Most people build the v6 the wrong way and attach this ground to the rear cam cover,im guessing its attached to a bolt nearest the pulley side of the cam cover,take it off there and attach it to the end of the plenum on the acis bolt

Sketch_hs
11-09-2008, 21:02
yup i messed that one up. Fixed now.

It was running okay before i fixed that (for now anyways) I guess its time to put some miles on it. Hope it doesnt break down again.


any idea on that code 14 Mr. Woods?

Sketch_hs
12-09-2008, 01:00
just put 15 miles on it... seems okay

Paul Woods
12-09-2008, 06:53
code 14 is ignition signal,check the ground on your amplifier bracket,if its not grounded you will lose or have intermittent spark.

Grounds are very important on the v6 as you are finding out!

Sketch_hs
12-09-2008, 17:44
its grounded by the bolt and the two connectors. I'll check it over again... where are those two supposed to ground at?

Okay put about 50 miles on her yesterday everything was going fine then had the loss of power/bucking issue on the freeway.

It would loose power then sometimes come right back, other times i'd have to put the clutch in, let it fall back down to idle... then its fine....


I checked SP1 for 5v from the tps... its solid at 4.98 or so anytime the IGN is on at all throttle positions.

I was thinking is it normal to experience this ONCE then not again? Maybe the ECU learns it or something and it wont happen again after that? It did the same thing on my other v6 mr2, ONCE then never again.

Any input is appreciated Mr.

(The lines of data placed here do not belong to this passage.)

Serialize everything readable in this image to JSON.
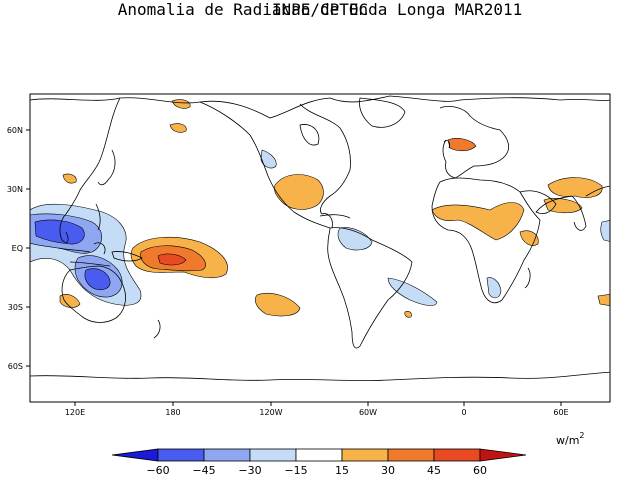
{
  "header": {
    "title": "INPE/CPTEC",
    "subtitle": "Anomalia de Radiacao de Onda Longa MAR2011"
  },
  "map": {
    "lat_ticks": [
      "60N",
      "30N",
      "EQ",
      "30S",
      "60S"
    ],
    "lon_ticks": [
      "120E",
      "180",
      "120W",
      "60W",
      "0",
      "60E"
    ]
  },
  "colorbar": {
    "units": "w/m",
    "units_exp": "2",
    "labels": [
      "−60",
      "−45",
      "−30",
      "−15",
      "15",
      "30",
      "45",
      "60"
    ],
    "colors": [
      "#1a1ad8",
      "#4a5cf0",
      "#8fa6f2",
      "#c4dcf6",
      "#ffffff",
      "#f8b24a",
      "#f07a2c",
      "#e84a24",
      "#c01414"
    ]
  }
}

Woods, thank you.

Paul Woods
12-09-2008, 18:00
my gut feeling is there is something not grounded right,code 14 has given us the lifeline clue.....the spark has been interrupted ,so it could be a simple ignitor fault or grounding issue.

I take it the engine only has a problem under load and never at a standstill? what i mean is does it ever miss a beat just revving it up?

Sketch_hs
12-09-2008, 18:24
its seems to only occur after cruising for a while.

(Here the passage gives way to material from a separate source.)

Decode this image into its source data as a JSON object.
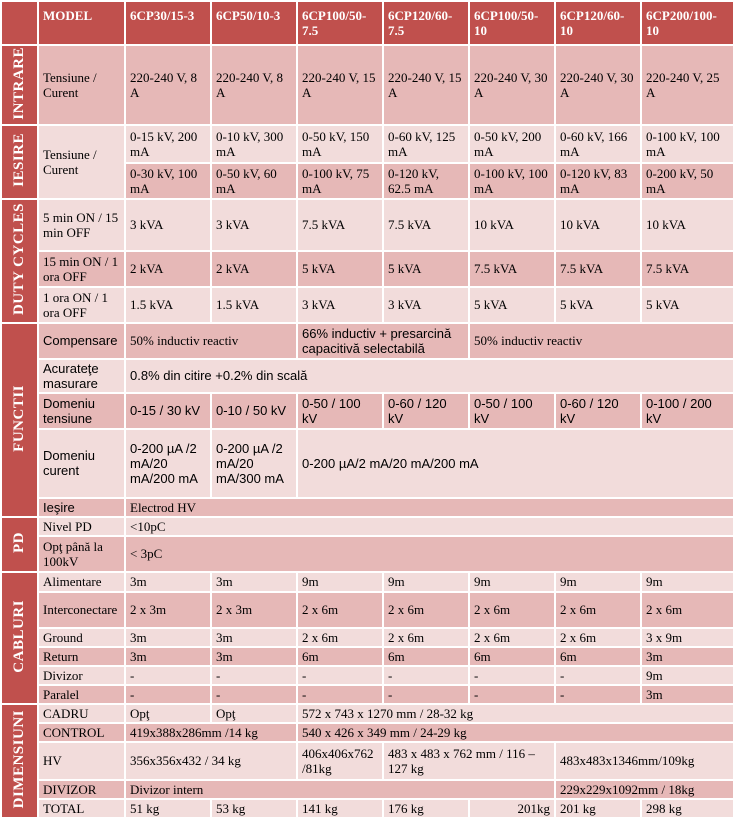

The ignitor was swap into my other v6 mr2 to test and its having no issues so it cant be the ignitor it self. One ground from the bracket goes to the side of the front head, the other ground to the trans bolt?

I'll ad two grounds, reset and drive again i guess...

Paul Woods
12-09-2008, 18:52
there is another ground id like you to add just so we can rule out grounding once and for all..... if you start at your ecu plugs and measure about 12-18 inches down the loom,open it up here (remove tape basically!) and you should find a thick W/B wire thats got a rubber cap on the end of it,ground this wire.... this will override all engine grounds you have currently,so if it still has an issue it wont be an earthing one

Sketch_hs
12-09-2008, 19:46
okay will do Mr. Woods.

I put 4 extra grounds from the ign bracket too :)

i hope this works!

Sketch_hs
12-09-2008, 22:55
Didnt find that wire you are talking about with a rubber cap....


however code 14 is gone for now

Paul Woods
13-09-2008, 09:26
thats odd,they all have that ground,maybe its a difference in windom/camry looms that we havent noticed before

Sketch_hs
13-09-2008, 17:27
well this is also a US spec camry loom, 1993 4 v6 auto.

I will put over 100 miles on her today, we will see.

Thankfully I have my three free 100 miles tow per yer with AAA now :)

Sketch_hs
15-09-2008, 06:57
over 400 miles no issues. seems good now!


thank you everyone!

Hats of you to Mr. Woods!

Grounds, grounds, grounds!

Paul Woods
15-09-2008, 07:07
you're welcome bud,good grounding of the ignitor bracket and ecu grounds cannot be stressed enough,job sorted thats the main thing.